In the US, the Phase 2 NMHC, CO, and PM standards apply in 2007 and the NOx standard is phased in from 2007-2010. In the case of a standard that is set out in the US Code of Federal Regulations (CFR) to be phased in over a period of time, the standard comes into effect in Canada in the model year for which the CFR specifies that the standard applies to 100% of that class, and continues to apply until another standard comes into effect that applies to 100% of that class. This creates a difference in Canadian and US standards during this phase in period. However, because every engine that is covered by an EPA certificate and that is sold concurrently in Canada and the US must conform to the EPA certification and in-use standards, the differences in emission profiles of engines sold during this period are expected to be small.

Emission standards are as follows:

  • PM – 0.01 g/bhp-hr
  • NOx – 0.20 g/bhp-hr
  • NMHC – 0.14 g/bhp-hr

There are no emission averaging, banking and trading options for heavy-duty engines in Canada.

Otto Engines

The standards for heavy-duty Otto cycle engines are outlined below. Phase 2 standards are the same as those for heavy-duty diesel engines and apply in 2008. As with the heavy-duty diesel engine standards, the NOx standards in the US are phased in and apply to 100% of engines in 2010. Similar comments apply here as those noted above for heavy-duty diesel engines during this phase-in period.
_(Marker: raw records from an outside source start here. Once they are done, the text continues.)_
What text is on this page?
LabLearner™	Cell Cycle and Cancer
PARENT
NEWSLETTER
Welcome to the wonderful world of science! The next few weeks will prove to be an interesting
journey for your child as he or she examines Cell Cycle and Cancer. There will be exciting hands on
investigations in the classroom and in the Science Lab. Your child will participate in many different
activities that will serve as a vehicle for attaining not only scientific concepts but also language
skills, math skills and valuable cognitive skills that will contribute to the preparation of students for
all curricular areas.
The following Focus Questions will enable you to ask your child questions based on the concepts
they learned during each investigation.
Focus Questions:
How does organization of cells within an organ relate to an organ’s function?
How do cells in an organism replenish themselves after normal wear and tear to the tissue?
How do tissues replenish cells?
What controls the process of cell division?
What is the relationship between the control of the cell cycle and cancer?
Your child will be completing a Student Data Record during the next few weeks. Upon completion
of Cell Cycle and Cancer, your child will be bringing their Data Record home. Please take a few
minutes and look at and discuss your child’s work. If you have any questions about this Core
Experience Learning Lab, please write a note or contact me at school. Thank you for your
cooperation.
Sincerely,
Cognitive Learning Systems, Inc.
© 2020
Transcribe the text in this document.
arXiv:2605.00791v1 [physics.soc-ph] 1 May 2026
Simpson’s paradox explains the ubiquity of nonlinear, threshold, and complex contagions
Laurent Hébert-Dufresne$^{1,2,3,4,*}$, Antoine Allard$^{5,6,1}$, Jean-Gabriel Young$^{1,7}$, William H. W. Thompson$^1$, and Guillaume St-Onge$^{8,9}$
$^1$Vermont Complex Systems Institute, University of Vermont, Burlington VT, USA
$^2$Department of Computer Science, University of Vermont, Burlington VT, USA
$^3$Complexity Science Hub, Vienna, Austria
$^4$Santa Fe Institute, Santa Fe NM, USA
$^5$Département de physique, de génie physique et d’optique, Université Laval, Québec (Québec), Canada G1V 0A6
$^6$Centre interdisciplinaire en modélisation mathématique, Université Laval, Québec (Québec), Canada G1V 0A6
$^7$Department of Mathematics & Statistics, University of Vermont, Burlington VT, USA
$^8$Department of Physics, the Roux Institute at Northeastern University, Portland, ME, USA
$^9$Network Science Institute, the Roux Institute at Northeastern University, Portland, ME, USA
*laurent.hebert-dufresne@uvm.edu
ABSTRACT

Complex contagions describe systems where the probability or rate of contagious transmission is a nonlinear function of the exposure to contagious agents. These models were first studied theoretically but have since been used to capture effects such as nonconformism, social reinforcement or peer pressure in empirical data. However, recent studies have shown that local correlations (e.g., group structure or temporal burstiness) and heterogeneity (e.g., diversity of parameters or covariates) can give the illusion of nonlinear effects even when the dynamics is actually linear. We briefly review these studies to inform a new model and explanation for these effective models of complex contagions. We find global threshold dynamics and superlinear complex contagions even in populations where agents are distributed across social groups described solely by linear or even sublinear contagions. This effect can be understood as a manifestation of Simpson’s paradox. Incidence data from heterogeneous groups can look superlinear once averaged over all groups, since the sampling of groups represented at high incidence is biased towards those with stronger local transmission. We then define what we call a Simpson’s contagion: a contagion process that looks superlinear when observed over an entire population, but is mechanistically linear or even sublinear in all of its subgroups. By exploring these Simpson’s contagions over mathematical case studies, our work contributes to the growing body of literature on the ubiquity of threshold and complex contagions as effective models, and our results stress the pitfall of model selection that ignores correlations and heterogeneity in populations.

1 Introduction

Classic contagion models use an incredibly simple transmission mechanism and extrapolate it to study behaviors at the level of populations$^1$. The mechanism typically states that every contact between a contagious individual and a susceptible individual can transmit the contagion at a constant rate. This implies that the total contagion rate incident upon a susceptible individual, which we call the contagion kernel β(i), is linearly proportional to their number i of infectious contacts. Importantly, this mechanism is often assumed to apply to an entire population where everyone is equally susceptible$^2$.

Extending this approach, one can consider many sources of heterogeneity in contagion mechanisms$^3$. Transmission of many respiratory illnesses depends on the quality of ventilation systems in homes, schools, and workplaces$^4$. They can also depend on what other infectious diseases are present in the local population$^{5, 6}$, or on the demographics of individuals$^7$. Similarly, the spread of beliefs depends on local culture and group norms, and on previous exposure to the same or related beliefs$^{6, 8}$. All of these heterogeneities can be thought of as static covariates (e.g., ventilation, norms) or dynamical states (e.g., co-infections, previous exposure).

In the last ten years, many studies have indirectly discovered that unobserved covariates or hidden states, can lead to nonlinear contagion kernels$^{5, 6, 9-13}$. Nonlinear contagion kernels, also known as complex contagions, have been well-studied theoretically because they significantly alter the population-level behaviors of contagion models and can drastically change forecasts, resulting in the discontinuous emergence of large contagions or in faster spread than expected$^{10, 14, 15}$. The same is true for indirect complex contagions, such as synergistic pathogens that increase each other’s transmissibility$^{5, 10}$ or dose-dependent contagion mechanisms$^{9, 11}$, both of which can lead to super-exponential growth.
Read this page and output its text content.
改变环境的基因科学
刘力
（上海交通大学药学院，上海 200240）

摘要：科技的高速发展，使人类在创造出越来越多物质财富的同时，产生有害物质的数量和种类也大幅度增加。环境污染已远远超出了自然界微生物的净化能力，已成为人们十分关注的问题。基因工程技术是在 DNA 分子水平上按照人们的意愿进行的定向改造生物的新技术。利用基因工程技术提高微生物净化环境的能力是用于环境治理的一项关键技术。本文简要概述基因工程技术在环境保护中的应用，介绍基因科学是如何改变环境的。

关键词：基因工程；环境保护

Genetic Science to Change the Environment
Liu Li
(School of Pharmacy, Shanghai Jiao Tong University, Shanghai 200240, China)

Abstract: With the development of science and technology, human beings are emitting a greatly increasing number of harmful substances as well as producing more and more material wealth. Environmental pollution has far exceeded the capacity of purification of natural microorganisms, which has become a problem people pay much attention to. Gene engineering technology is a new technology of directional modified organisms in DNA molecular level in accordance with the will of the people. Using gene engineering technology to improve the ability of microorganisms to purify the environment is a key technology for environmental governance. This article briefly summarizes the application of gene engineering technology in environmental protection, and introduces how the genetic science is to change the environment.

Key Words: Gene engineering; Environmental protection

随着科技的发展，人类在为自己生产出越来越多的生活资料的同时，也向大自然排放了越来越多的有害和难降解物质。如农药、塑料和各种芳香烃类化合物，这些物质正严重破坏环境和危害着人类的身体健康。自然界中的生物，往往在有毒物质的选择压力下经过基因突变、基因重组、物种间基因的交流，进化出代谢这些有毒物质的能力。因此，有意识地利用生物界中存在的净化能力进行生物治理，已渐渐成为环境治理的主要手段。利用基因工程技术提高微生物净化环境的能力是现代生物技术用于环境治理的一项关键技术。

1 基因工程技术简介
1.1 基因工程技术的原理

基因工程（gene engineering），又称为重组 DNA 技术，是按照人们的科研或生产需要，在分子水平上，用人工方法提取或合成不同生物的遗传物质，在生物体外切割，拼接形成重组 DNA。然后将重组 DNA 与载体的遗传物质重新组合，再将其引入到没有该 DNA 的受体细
Heavy-Duty Otto Engine Emission Standards, g/bhp-hr
GVWR kg (lb) NOx NMHC NOx + NMHC CO PM
Pre-2005 ≤ 6,350 (14,000) 4.0 1.1 14.4
> 6,350 (14,000) 4.0 1.9 37.1
Phase 1 (2005) ≤ 6,350 (14,000) 1.0 14.4
> 6,350 (14,000) 1.0 37.1
Phase 2 (2008 – 2010) ≥ 3,856 (8,500) 0.2 0.14 14.4 0.01

Complete Heavy-Duty Vehicles

Because the Phase 2 standards are phased in during 2008 in the US and apply to 100% of US vehicles only in 2009, similar comments to those made previously for heavy-duty diesel engines apply. The standards for these vehicles are outlined in the following table:

Complete Heavy-Duty Vehicle Exhaust Emission Standards, g/mi
GVWR kg (lb) NOx NMHC HCHO CO PM
Phase 1 (2005) 3,856 – 4,536
(8,500 – 10,000)
0.9 0.28 7.3
4,536 – 6,350
(10,000 – 14,000)
1 0.33 8.1
Phase 2 (2008 – 2009) 3,856 – 4,536
(8,500 – 10,000)
0.2 0.195 0.032 7.3 0.02
4,536 – 6,350
(10,000 – 14,000)
0.4 0.23 0.04 8.1 0.02

Other Heavy-Duty Vehicles

On-road heavy-duty vehicles other than complete heavy-duty vehicles must meet the heavy-duty engine requirements for the particular engine installed in that vehicle. Alternatively, heavy-duty diesel vehicles of 6,350 kg (14,000 lb) GVWR or less can conform to the standards for complete heavy-duty vehicles.

There are no emission averaging, banking and trading options for heavy-duty vehicles or complete heavy-duty vehicles in Canada.

Other Provisions

Manufacturers may sell a heavy-duty vehicle or a heavy-duty engine of a given model year in Canada if it is covered by an EPA certificate.